According to current practice in the electronics industry, various electrical metal components, such as contact pins, are manufactured in strip form. These strips are typically separated into individual components as one of the last operations prior to assembling the components into a larger piece of electrical apparatus.
One type of operation which conveniently may be applied while the components are still in the form of a strip, is an electrolytic treating operation, such as etching or plating. In a plating operation, for example, the entire strip is cathodically coupled into a plating circuit, and the strip is moved lengthwise through an electrolytic plating bath past a plating anode.
Often, such an electrolytic treating operation is desirably applied to only portions of the components. Various ways of masking are known. It is, for example, possible to paint or screen print a selective masking layer directly onto predetermined portions of the strip prior to the electrolytic treatment. Such masking layer is then removed after the treatment. If the shape of the components in the strip is intricate, applying such a mask is often not feasible.
Also, a pair of endless belts, positioned for parallel, adjacent travel for one common portion of their path, have been used to mask a desired portion of articles. Such a masking operation is, for example, shown in U.S. Pat. No. 4,186,062 to Eidschun. The patent discloses the belts as a conveying and masking instrumentality for a plurality of printed wiring boards. The boards, sandwiched between the belts, enter a plating cell. The resulting plated layer is terminated at a demarcation line defined by the edges of the belts.
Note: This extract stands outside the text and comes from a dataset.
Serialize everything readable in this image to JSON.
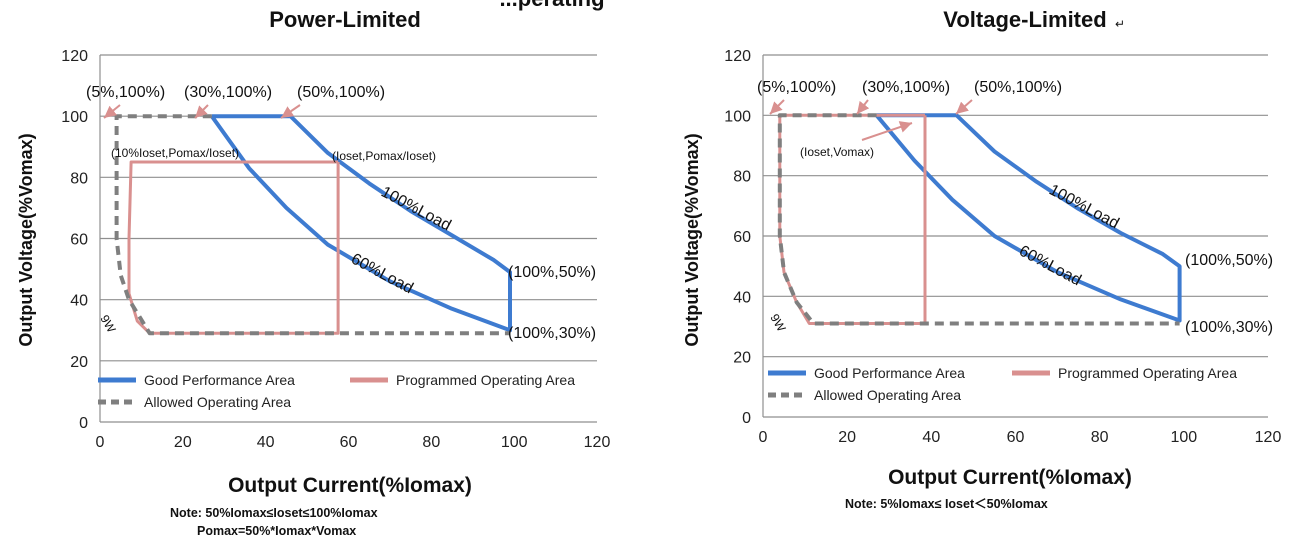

In another apparatus for plating portions of a strip with contoured edges, a plating cell is structured to include a closely spaced pair of masking walls between which portions of the strip slide through the cell. Only portions of the strip not protected by the masking wall are subjected to treatment. In the latter example, disclosed in U.S. Pat. No. 4,224,117 to M. J. Edwards et al., an electrolyte further flows through spaces in the contoured edges of the strip to enhance plating of edge surfaces perpendicular to the length of the strip.
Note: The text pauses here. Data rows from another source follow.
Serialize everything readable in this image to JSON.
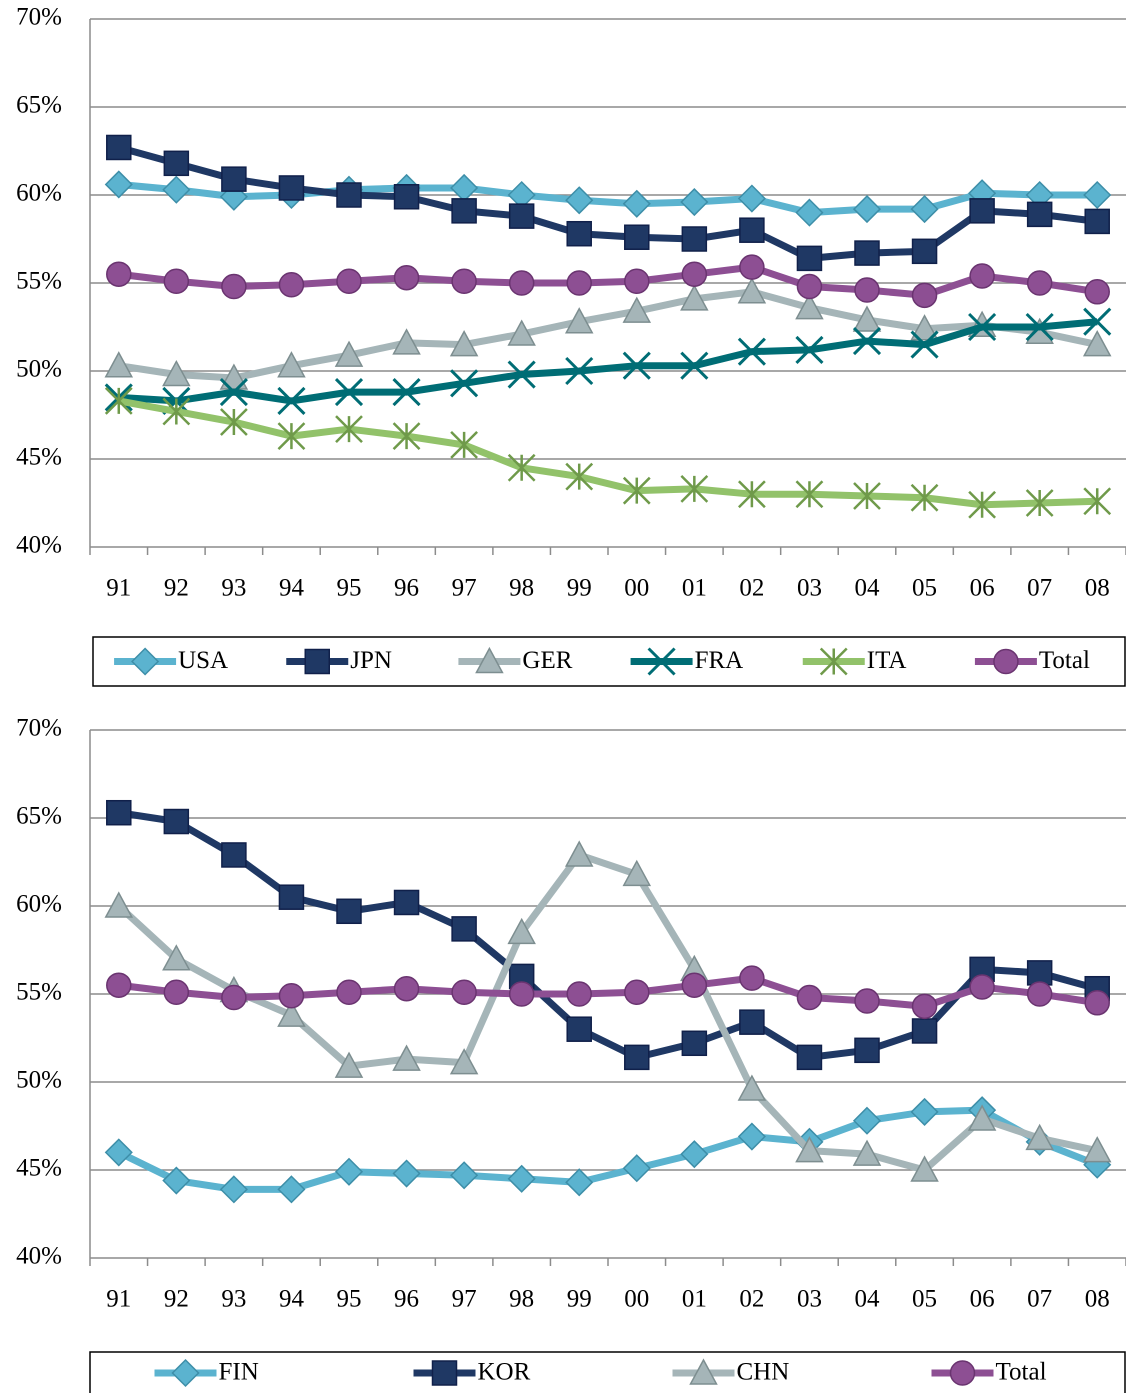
{
  "chart_data": [
    {
      "type": "line",
      "categories": [
        "91",
        "92",
        "93",
        "94",
        "95",
        "96",
        "97",
        "98",
        "99",
        "00",
        "01",
        "02",
        "03",
        "04",
        "05",
        "06",
        "07",
        "08"
      ],
      "ylim": [
        40,
        70
      ],
      "yticks": [
        {
          "value": 40,
          "label": "40%"
        },
        {
          "value": 45,
          "label": "45%"
        },
        {
          "value": 50,
          "label": "50%"
        },
        {
          "value": 55,
          "label": "55%"
        },
        {
          "value": 60,
          "label": "60%"
        },
        {
          "value": 65,
          "label": "65%"
        },
        {
          "value": 70,
          "label": "70%"
        }
      ],
      "grid": true,
      "legend": "bottom",
      "series": [
        {
          "name": "USA",
          "color": "#5bb3cf",
          "marker": "diamond",
          "values": [
            60.6,
            60.3,
            59.9,
            60.0,
            60.3,
            60.4,
            60.4,
            60.0,
            59.7,
            59.5,
            59.6,
            59.8,
            59.0,
            59.2,
            59.2,
            60.1,
            60.0,
            60.0
          ]
        },
        {
          "name": "JPN",
          "color": "#1f3864",
          "marker": "square",
          "values": [
            62.7,
            61.8,
            60.9,
            60.4,
            60.0,
            59.9,
            59.1,
            58.8,
            57.8,
            57.6,
            57.5,
            58.0,
            56.4,
            56.7,
            56.8,
            59.1,
            58.9,
            58.5
          ]
        },
        {
          "name": "GER",
          "color": "#a5b5b8",
          "marker": "triangle",
          "values": [
            50.3,
            49.8,
            49.6,
            50.3,
            50.9,
            51.6,
            51.5,
            52.1,
            52.8,
            53.4,
            54.1,
            54.5,
            53.6,
            52.9,
            52.4,
            52.6,
            52.2,
            51.5
          ]
        },
        {
          "name": "FRA",
          "color": "#006d75",
          "marker": "x",
          "values": [
            48.5,
            48.3,
            48.8,
            48.3,
            48.8,
            48.8,
            49.3,
            49.8,
            50.0,
            50.3,
            50.3,
            51.1,
            51.2,
            51.7,
            51.5,
            52.5,
            52.5,
            52.8
          ]
        },
        {
          "name": "ITA",
          "color": "#92c26a",
          "marker": "star",
          "values": [
            48.3,
            47.7,
            47.1,
            46.3,
            46.7,
            46.3,
            45.8,
            44.5,
            44.0,
            43.2,
            43.3,
            43.0,
            43.0,
            42.9,
            42.8,
            42.4,
            42.5,
            42.6
          ]
        },
        {
          "name": "Total",
          "color": "#8d4f93",
          "marker": "circle",
          "values": [
            55.5,
            55.1,
            54.8,
            54.9,
            55.1,
            55.3,
            55.1,
            55.0,
            55.0,
            55.1,
            55.5,
            55.9,
            54.8,
            54.6,
            54.3,
            55.4,
            55.0,
            54.5
          ]
        }
      ]
    },
    {
      "type": "line",
      "categories": [
        "91",
        "92",
        "93",
        "94",
        "95",
        "96",
        "97",
        "98",
        "99",
        "00",
        "01",
        "02",
        "03",
        "04",
        "05",
        "06",
        "07",
        "08"
      ],
      "ylim": [
        40,
        70
      ],
      "yticks": [
        {
          "value": 40,
          "label": "40%"
        },
        {
          "value": 45,
          "label": "45%"
        },
        {
          "value": 50,
          "label": "50%"
        },
        {
          "value": 55,
          "label": "55%"
        },
        {
          "value": 60,
          "label": "60%"
        },
        {
          "value": 65,
          "label": "65%"
        },
        {
          "value": 70,
          "label": "70%"
        }
      ],
      "grid": true,
      "legend": "bottom",
      "series": [
        {
          "name": "FIN",
          "color": "#5bb3cf",
          "marker": "diamond",
          "values": [
            46.0,
            44.4,
            43.9,
            43.9,
            44.9,
            44.8,
            44.7,
            44.5,
            44.3,
            45.1,
            45.9,
            46.9,
            46.6,
            47.8,
            48.3,
            48.4,
            46.6,
            45.3
          ]
        },
        {
          "name": "KOR",
          "color": "#1f3864",
          "marker": "square",
          "values": [
            65.3,
            64.8,
            62.9,
            60.5,
            59.7,
            60.2,
            58.7,
            56.0,
            53.0,
            51.4,
            52.2,
            53.4,
            51.4,
            51.8,
            52.9,
            56.4,
            56.2,
            55.3
          ]
        },
        {
          "name": "CHN",
          "color": "#a5b5b8",
          "marker": "triangle",
          "values": [
            60.0,
            57.0,
            55.2,
            53.8,
            50.9,
            51.3,
            51.1,
            58.5,
            62.9,
            61.8,
            56.4,
            49.6,
            46.1,
            45.9,
            45.0,
            47.9,
            46.8,
            46.1
          ]
        },
        {
          "name": "Total",
          "color": "#8d4f93",
          "marker": "circle",
          "values": [
            55.5,
            55.1,
            54.8,
            54.9,
            55.1,
            55.3,
            55.1,
            55.0,
            55.0,
            55.1,
            55.5,
            55.9,
            54.8,
            54.6,
            54.3,
            55.4,
            55.0,
            54.5
          ]
        }
      ]
    }
  ]
}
Both the technique of masking with a belt and that of masking with stationary walls result in treating all article portions which are conductively coupled into the electrolytic treating circuit and are exposed to the electrolyte. The result is that typically all conductive areas in a longitudinal region parallel to the direction of travel of the articles are treated.
In a strip of articles, such as back plane wiring pins or connector pins, for example, only portions of the pins in longitudinal regions along the length of the strip wherein mating connector contacts engage the pins are gold plated. In order to further reduce the use of gold, it becomes desirable, however, to limit the plating of gold of a desired thickness even within such longitudinal region to less than all four surfaces of a contact pin of typically a square cross section. This is desirable since mating contact elements typically engage only two opposite surfaces of each pin, while the two remaining pin surfaces are never contacted by a mating element.